527s Snub Ney, Threat Of Subpoenas
A group of Democratic-leaning soft-money organizations has again rebuffed House Administration Chairman Bob Ney’s (R-Ohio) attempts to collect more information about their activities this election cycle, increasing the likelihood that Ney will soon issue subpoenas requiring the groups to testify before his panel.
In a letter sent to Ney on Friday, representatives from America Votes, the Partnership for America’s Families, America Coming Together, the New House PAC and the Democratic Senate Majority Fund asked the Ohio Republican for further clarification of what information he is seeking from them. And they again assailed Ney for what they and their Democratic allies in Congress see as a partisan investigation designed to scare potential donors from giving to the groups.

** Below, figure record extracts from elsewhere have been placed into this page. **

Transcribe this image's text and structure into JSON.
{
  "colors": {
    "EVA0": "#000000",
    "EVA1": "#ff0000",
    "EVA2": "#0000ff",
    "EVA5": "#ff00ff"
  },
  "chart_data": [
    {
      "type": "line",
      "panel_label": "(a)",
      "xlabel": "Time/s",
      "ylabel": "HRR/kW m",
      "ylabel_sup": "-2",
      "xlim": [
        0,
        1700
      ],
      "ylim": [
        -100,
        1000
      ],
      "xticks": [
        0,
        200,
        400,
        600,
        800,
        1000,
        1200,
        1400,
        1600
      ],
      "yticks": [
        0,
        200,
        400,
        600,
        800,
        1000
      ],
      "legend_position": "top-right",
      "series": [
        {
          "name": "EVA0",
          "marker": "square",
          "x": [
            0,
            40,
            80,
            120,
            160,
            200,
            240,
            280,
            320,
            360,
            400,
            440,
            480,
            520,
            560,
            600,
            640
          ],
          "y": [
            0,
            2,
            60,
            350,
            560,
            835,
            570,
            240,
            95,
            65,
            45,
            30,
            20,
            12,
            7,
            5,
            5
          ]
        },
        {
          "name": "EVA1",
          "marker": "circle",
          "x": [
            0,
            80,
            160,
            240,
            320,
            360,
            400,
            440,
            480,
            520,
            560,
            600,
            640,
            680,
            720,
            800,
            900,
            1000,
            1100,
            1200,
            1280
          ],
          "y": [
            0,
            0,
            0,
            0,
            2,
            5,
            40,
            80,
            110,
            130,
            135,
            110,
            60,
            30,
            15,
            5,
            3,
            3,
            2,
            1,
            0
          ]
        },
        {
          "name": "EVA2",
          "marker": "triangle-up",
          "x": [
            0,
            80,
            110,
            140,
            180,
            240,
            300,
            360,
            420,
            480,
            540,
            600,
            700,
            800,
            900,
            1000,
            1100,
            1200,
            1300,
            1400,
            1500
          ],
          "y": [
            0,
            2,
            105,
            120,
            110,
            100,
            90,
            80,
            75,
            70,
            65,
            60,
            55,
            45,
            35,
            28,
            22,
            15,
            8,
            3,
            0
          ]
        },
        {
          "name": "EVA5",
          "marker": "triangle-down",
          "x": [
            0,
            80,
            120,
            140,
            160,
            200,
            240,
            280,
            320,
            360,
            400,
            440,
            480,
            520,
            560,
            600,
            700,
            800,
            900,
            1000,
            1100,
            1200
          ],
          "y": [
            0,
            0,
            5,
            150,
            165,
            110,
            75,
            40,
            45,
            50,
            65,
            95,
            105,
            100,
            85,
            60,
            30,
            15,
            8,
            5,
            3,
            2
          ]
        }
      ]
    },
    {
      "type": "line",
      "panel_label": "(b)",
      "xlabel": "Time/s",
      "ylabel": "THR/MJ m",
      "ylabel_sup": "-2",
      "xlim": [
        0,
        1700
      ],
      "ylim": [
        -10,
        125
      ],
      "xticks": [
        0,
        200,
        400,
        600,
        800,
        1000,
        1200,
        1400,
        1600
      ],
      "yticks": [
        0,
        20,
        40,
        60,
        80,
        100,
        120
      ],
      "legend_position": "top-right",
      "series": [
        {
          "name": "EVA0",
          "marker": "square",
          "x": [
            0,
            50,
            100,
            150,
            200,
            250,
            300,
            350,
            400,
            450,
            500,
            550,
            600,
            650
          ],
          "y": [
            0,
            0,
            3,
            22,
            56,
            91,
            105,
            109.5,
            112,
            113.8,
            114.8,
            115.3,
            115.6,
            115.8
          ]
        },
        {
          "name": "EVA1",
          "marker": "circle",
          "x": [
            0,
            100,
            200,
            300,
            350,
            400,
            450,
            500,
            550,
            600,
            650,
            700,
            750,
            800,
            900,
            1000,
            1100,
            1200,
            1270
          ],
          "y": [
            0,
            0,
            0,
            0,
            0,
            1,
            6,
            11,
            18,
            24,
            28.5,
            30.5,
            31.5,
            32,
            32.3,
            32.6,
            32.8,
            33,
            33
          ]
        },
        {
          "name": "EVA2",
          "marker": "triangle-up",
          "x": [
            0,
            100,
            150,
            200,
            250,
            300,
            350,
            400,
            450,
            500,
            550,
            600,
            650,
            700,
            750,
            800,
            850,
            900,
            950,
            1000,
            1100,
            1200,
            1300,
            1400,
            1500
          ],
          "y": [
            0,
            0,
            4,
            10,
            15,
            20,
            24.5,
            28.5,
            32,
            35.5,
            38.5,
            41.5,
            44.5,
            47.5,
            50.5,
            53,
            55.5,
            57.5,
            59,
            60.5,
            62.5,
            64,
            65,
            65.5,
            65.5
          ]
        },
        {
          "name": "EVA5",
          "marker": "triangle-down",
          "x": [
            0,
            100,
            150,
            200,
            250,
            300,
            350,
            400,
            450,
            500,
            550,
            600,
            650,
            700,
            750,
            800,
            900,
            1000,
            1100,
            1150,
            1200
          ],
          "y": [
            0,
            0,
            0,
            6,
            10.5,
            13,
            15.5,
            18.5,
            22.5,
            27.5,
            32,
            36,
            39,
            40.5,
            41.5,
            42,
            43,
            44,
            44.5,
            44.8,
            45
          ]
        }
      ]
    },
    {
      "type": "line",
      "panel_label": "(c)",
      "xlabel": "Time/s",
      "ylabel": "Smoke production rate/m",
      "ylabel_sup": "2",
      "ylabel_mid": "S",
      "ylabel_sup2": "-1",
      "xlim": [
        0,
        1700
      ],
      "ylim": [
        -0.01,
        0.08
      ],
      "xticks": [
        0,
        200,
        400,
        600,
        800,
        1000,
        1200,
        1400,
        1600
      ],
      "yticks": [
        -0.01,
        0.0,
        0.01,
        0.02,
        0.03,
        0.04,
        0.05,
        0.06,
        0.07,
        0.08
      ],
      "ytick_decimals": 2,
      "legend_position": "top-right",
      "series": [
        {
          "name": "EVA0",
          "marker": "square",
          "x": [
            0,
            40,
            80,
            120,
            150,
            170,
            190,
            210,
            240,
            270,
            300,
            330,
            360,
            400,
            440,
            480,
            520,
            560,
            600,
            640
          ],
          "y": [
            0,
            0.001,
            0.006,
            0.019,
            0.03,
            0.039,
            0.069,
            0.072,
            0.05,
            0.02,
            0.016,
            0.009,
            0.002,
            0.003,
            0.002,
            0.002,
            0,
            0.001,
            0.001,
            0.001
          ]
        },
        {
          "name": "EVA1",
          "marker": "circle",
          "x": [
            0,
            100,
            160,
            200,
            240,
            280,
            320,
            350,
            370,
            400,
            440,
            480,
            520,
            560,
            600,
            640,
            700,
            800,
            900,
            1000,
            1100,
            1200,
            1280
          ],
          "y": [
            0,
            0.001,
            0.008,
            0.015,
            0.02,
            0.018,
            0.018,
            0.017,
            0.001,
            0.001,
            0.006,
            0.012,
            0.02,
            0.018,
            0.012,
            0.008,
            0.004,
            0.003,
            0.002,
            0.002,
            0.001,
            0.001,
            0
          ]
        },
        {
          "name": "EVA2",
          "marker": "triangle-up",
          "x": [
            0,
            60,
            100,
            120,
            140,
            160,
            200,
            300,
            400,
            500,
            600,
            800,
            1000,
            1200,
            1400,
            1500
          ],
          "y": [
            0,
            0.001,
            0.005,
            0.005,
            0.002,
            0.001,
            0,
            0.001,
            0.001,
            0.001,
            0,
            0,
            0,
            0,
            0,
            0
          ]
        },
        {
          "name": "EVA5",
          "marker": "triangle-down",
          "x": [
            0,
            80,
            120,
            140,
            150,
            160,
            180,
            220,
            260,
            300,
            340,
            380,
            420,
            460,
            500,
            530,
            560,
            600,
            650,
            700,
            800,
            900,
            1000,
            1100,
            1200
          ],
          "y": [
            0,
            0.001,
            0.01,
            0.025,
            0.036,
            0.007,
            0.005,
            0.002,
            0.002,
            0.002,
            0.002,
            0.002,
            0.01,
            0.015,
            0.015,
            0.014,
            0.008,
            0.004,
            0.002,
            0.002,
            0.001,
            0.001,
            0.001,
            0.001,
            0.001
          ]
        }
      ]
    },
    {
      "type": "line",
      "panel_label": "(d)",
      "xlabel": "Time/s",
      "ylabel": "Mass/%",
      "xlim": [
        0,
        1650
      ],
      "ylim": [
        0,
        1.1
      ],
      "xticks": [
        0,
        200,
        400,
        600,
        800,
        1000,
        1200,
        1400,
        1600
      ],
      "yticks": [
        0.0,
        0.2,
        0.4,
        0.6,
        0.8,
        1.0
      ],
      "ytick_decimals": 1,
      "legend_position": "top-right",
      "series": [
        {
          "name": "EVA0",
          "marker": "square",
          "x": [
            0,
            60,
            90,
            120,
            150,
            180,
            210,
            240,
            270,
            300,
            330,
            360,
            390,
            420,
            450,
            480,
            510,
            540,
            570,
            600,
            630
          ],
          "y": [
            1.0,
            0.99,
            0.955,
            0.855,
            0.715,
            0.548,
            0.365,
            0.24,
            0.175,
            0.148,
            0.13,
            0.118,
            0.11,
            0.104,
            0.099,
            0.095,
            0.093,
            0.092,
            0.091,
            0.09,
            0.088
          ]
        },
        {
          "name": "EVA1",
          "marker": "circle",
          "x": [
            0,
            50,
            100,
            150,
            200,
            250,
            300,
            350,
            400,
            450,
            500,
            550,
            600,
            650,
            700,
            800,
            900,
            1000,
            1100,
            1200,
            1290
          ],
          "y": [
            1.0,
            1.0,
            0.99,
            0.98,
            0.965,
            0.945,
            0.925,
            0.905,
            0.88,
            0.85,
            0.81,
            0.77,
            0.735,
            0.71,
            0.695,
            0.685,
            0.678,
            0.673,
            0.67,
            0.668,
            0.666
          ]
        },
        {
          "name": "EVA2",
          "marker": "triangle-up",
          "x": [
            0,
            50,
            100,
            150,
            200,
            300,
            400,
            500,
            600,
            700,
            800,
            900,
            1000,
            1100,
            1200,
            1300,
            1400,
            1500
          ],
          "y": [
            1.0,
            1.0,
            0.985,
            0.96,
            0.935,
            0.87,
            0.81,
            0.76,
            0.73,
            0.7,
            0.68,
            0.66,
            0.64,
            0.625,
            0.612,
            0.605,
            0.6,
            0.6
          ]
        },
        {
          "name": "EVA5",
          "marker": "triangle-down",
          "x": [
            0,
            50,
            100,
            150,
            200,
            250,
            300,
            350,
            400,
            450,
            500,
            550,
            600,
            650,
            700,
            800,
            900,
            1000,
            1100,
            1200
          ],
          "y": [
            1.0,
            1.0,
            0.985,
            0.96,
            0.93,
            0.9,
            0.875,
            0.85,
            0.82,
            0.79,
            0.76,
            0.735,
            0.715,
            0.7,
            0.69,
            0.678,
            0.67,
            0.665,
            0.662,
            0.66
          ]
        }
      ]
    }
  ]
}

“The full record raises fair concerns about a coordinated attempt to damage us with allegations of misconduct, without any supporting evidence, and to do so in large measure, if not exclusively, with partisan effects in mind,” the groups wrote in their Jan. 23 letter. That letter was in response to a Ney letter, sent to the organizations Jan. 13, asking that they provide the committee with any documents they have covering soft-money donations, as well as records of any contacts they have had with federal candidates and lawmakers.
Aides to Ney cautioned that as of Friday he had not made any final decision about whether to issue subpoenas, although it appears more and more likely that he will do so.
“We are disappointed that they continue to obstruct our inquiry,” Paul Vinovich, majority staff director for House Administration, said of Friday’s letter. “We regard this response as a delaying tactic geared to allowing them to continue to raise and spend soft money to influence federal elections for as long as possible — which is particularly disappointing given that they are aligned with the party that said it wanted to get soft money out of politics.”
The Democratic groups had refused to attend a November hearing of the House Administration Committee designed to review the operations of “527” nonprofit organizations, which are governed by Section 527 of the Internal Revenue Service code and can collect and spend soft money to influence federal elections.
Republicans point to the fact that two of the Democratic-affiliated groups that had been asked to appear, the New House PAC and the Democratic Senate Majority Fund, raise both hard and soft money and thus may violate the spirit — if not the letter — of 2002’s Bipartisan Campaign Reform Act.